Results: General practitioners may initiate conservative treatment without extensive evaluation. The first line treatment is pelvic floor muscle exercises (8-12 strong contractions X 3 every other day). Motivation and compliance are extremely important. Electrostimulation and treatment with vaginal cones are other options with comparable efficacy. Weight reduction (5-10%) may improve the condition significantly. Medical treatment with duloxetine tablets has recently become available. The efficacy of duloxetine is similar to that for pelvic floor exercise. Currently the most commonly used surgical procedures are midurethral retropubic or transobturatoric tension free vaginal tape, which are often done as day surgery and have lower morbidity than older procedures.

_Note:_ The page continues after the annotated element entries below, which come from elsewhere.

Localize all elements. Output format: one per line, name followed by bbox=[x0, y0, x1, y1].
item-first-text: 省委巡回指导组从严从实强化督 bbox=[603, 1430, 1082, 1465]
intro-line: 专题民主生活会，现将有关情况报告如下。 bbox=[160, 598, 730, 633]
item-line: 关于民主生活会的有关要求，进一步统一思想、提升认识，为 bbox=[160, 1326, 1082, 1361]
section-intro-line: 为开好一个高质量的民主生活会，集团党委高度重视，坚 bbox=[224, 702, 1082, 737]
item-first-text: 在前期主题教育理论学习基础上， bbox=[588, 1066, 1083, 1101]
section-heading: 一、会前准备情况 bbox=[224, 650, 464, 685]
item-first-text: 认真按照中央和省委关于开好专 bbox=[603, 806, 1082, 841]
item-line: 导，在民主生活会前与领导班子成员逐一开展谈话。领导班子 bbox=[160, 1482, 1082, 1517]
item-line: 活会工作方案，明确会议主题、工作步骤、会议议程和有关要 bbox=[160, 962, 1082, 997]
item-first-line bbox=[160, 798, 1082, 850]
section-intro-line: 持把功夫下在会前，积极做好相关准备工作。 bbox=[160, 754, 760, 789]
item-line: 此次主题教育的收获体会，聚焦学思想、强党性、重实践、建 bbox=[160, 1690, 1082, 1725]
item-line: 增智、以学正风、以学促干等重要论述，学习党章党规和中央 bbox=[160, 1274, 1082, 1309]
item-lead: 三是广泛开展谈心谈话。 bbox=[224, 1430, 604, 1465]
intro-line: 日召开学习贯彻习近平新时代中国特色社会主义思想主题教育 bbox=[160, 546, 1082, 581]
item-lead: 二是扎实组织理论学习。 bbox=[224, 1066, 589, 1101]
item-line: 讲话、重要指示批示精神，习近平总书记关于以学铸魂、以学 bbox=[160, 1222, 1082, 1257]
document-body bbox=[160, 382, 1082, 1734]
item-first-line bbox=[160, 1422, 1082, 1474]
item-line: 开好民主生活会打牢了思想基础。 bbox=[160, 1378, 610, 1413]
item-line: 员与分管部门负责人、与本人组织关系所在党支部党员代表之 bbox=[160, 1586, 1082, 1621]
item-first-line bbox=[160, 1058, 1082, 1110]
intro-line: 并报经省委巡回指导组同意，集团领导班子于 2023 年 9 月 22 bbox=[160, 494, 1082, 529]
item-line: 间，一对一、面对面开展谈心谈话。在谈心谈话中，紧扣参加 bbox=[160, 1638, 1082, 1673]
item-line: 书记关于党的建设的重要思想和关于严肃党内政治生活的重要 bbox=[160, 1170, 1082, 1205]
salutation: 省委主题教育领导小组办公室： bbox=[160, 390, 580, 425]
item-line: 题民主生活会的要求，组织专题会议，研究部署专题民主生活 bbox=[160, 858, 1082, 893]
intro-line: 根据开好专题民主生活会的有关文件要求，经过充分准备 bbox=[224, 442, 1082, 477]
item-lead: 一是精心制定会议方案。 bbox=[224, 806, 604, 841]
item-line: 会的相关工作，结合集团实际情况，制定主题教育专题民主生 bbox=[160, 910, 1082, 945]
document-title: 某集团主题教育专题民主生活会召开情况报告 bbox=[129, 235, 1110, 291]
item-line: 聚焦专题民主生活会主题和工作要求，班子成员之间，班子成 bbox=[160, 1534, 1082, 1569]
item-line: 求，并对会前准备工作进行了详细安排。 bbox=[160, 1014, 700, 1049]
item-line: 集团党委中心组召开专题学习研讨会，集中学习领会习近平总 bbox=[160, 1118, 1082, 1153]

Approximately 90% of the patients are satisfied with the results, and they continue to be so over time. Stress incontinence surgery is associated with complications such as de novo urge incontinence, impaired bladder emptying, recurrent urinary tract infections, pain and genital prolapse, but the risk is probably lower with tension free vaginal tape than with the older surgical methods.
Interpretation: Conservative treatment may reduce incontinence in many patients; it is simple, inexpensive and without risk of complications and is therefore the primary treatment option. Surgical treatment may cure the incontinence permanently, but there is a risk of permanent complications.